Durrani and Alchaar attended the University of Wisconsin-Parkside together, and for a time, Durrani also went to high school with him at Indian Trail High School and Academy.
“He was a great student. He was very popular in school. Everyone loved him,” he said. “He couldn’t fail to put a smile on everyone’s face. He was a beautiful kid.”
Shpetim Idrizi, son of Nick Idrizi, president of the Islamic society, said he has known the Alchaar family. He went to school with Alchaars brothers. The families are close, he said, and have been in Kenosha since the mosque was built in 1989.
“He was a good kid. He was a normal 19-year-old kid, you know?” said Idrizi, still also stunned over his death. “This is the holy month of Ramadan, and we just got through fasting, and this is a time where the emphasis is on peace, and then this happens.”
Jamie Ferkin, of Kenosha, who has known Alchaar since they attended kindergarten at Jane Vernon Elementary, said his friend had a big heart.
“He was so kind-hearted. And, he always knew how to put a smile on everyone’s face,” he said. “He’s always been the same. Nothing every changed about him. He always made everyone around him a lot more happy.”
Tre Williams, a Kenosha area resident and who currently attends UW-Whitewater where he plays basketball, said he and Alchaar would play basketball in their free time, too.
“He was very outgoing. He loved to play sports. We went to the gym all the time,” said Williams who stood outside the mosque with a group of young men who came to pay their last respects. “We were all in a group, all best friends.”
They’d hang out at each other’s houses and often enjoyed going out to eat.
Every couple of days, Williams said he’d speak with him on the phone. Prior to his death, Williams said Alchaar had consulted with him because he was trying to sell a pair of shoes, and he’d asked Williams to help him.
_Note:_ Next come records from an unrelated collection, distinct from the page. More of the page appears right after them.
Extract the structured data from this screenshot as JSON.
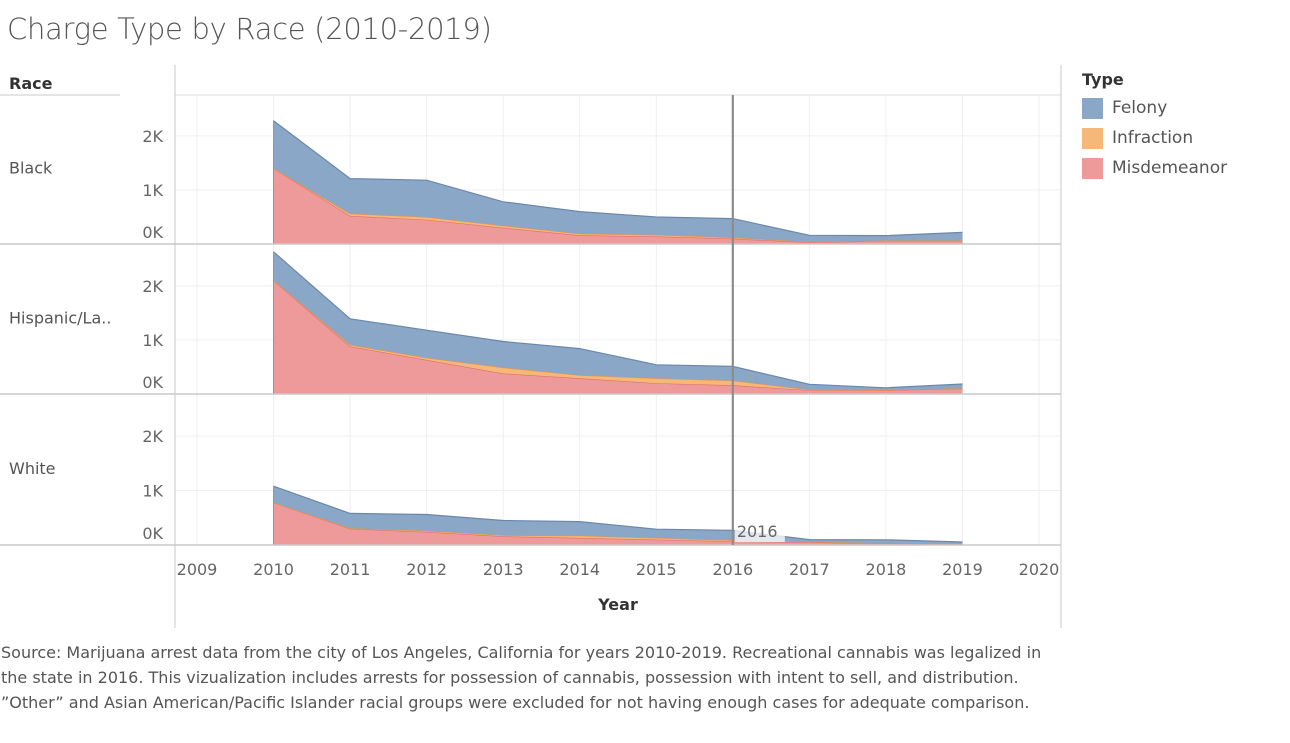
{
  "chart_data": {
    "type": "area",
    "title": "Charge Type by Race (2010-2019)",
    "row_header": "Race",
    "xlabel": "Year",
    "xlim": [
      2009,
      2020
    ],
    "x_ticks": [
      "2009",
      "2010",
      "2011",
      "2012",
      "2013",
      "2014",
      "2015",
      "2016",
      "2017",
      "2018",
      "2019",
      "2020"
    ],
    "ylim": [
      0,
      2700
    ],
    "y_ticks": [
      {
        "value": 0,
        "label": "0K"
      },
      {
        "value": 1000,
        "label": "1K"
      },
      {
        "value": 2000,
        "label": "2K"
      }
    ],
    "x": [
      2010,
      2011,
      2012,
      2013,
      2014,
      2015,
      2016,
      2017,
      2018,
      2019
    ],
    "legend_title": "Type",
    "legend_position": "right",
    "stack_order": [
      "Misdemeanor",
      "Infraction",
      "Felony"
    ],
    "series_colors": {
      "Felony": "#8aa7c7",
      "Infraction": "#f5b878",
      "Misdemeanor": "#ee9a9a"
    },
    "series_line_colors": {
      "Felony": "#6b88aa",
      "Infraction": "#e8944a",
      "Misdemeanor": "#dd6e74"
    },
    "legend": [
      "Felony",
      "Infraction",
      "Misdemeanor"
    ],
    "reference_line": {
      "x": 2016,
      "label": "2016"
    },
    "rows": [
      {
        "name": "Black",
        "series": [
          {
            "name": "Misdemeanor",
            "values": [
              1400,
              520,
              450,
              300,
              160,
              140,
              100,
              30,
              60,
              60
            ]
          },
          {
            "name": "Infraction",
            "values": [
              0,
              40,
              50,
              40,
              30,
              30,
              20,
              10,
              5,
              5
            ]
          },
          {
            "name": "Felony",
            "values": [
              880,
              650,
              680,
              440,
              410,
              330,
              350,
              120,
              90,
              150
            ]
          }
        ]
      },
      {
        "name": "Hispanic/La..",
        "series": [
          {
            "name": "Misdemeanor",
            "values": [
              2100,
              880,
              630,
              380,
              290,
              200,
              160,
              70,
              70,
              100
            ]
          },
          {
            "name": "Infraction",
            "values": [
              0,
              30,
              40,
              110,
              60,
              90,
              90,
              10,
              5,
              5
            ]
          },
          {
            "name": "Felony",
            "values": [
              530,
              480,
              510,
              480,
              490,
              250,
              260,
              100,
              40,
              80
            ]
          }
        ]
      },
      {
        "name": "White",
        "series": [
          {
            "name": "Misdemeanor",
            "values": [
              780,
              300,
              240,
              160,
              130,
              100,
              70,
              50,
              30,
              20
            ]
          },
          {
            "name": "Infraction",
            "values": [
              0,
              10,
              20,
              20,
              40,
              30,
              20,
              10,
              5,
              5
            ]
          },
          {
            "name": "Felony",
            "values": [
              300,
              270,
              300,
              270,
              260,
              160,
              180,
              40,
              60,
              30
            ]
          }
        ]
      }
    ],
    "grid": true
  },
  "source_note": "Source: Marijuana arrest data from the city of Los Angeles, California for years 2010-2019. Recreational cannabis was legalized in the state in 2016. This vizualization includes arrests for possession of cannabis, possession with intent to sell, and distribution. ”Other” and Asian American/Pacific Islander racial groups were excluded for not having enough cases for adequate comparison."
}
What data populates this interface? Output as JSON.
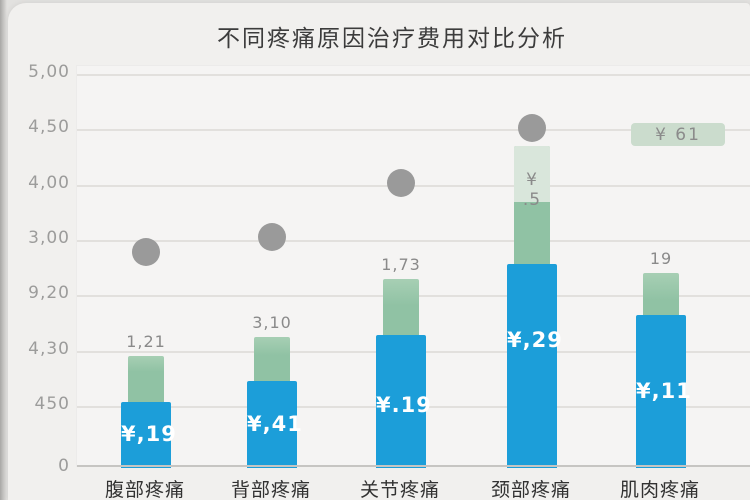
{
  "title": "不同疼痛原因治疗费用对比分析",
  "legend": {
    "label": "¥ 61"
  },
  "y_axis": {
    "tick_labels": [
      "5,00",
      "4,50",
      "4,00",
      "3,00",
      "9,20",
      "4,30",
      "450",
      "0"
    ]
  },
  "chart_data": {
    "type": "bar",
    "title": "不同疼痛原因治疗费用对比分析",
    "categories": [
      "腹部疼痛",
      "背部疼痛",
      "关节疼痛",
      "颈部疼痛",
      "肌肉疼痛"
    ],
    "ylim": [
      0,
      5
    ],
    "grid": true,
    "legend_position": "top-right",
    "legend_label": "¥ 61",
    "series": [
      {
        "name": "blue-cost-bar",
        "type": "bar",
        "color": "#1c9ed9",
        "values": [
          0.84,
          1.1,
          1.69,
          2.59,
          1.94
        ],
        "data_labels": [
          "¥,19",
          "¥,41",
          "¥.19",
          "¥,29",
          "¥,11"
        ]
      },
      {
        "name": "green-cost-bar",
        "type": "bar",
        "color": "#90c2a4",
        "values": [
          1.42,
          1.66,
          2.4,
          3.38,
          2.47
        ],
        "data_labels": [
          "1,21",
          "3,10",
          "1,73",
          "",
          "19"
        ]
      },
      {
        "name": "light-green-top-segment",
        "type": "bar",
        "color": "#d9e6db",
        "values": [
          null,
          null,
          null,
          4.09,
          null
        ],
        "data_labels": [
          "",
          "",
          "",
          "¥ .5",
          ""
        ]
      },
      {
        "name": "gray-dot",
        "type": "scatter",
        "color": "#9a9a9a",
        "values": [
          2.74,
          2.93,
          3.62,
          4.31,
          null
        ]
      }
    ]
  }
}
“He was seeing if they were authentic or not,” Williams said. “He was a really good entrepreneur.”
“He was very calm and very friendly and just doing things for others,” said Dr. Syed Haider. “He was very giving. He did a lot of volunteering here and other places. He was a good role model.”
Haider called Alchaar a “problem solver” who was diplomatic in his demeanor around others. He was not a fighter and was “good kid.”
“Our community here, it’s such a peaceful place,” said Haider, referring to the Kenosha area. “I think (authorities) will eventually figure out what happen.”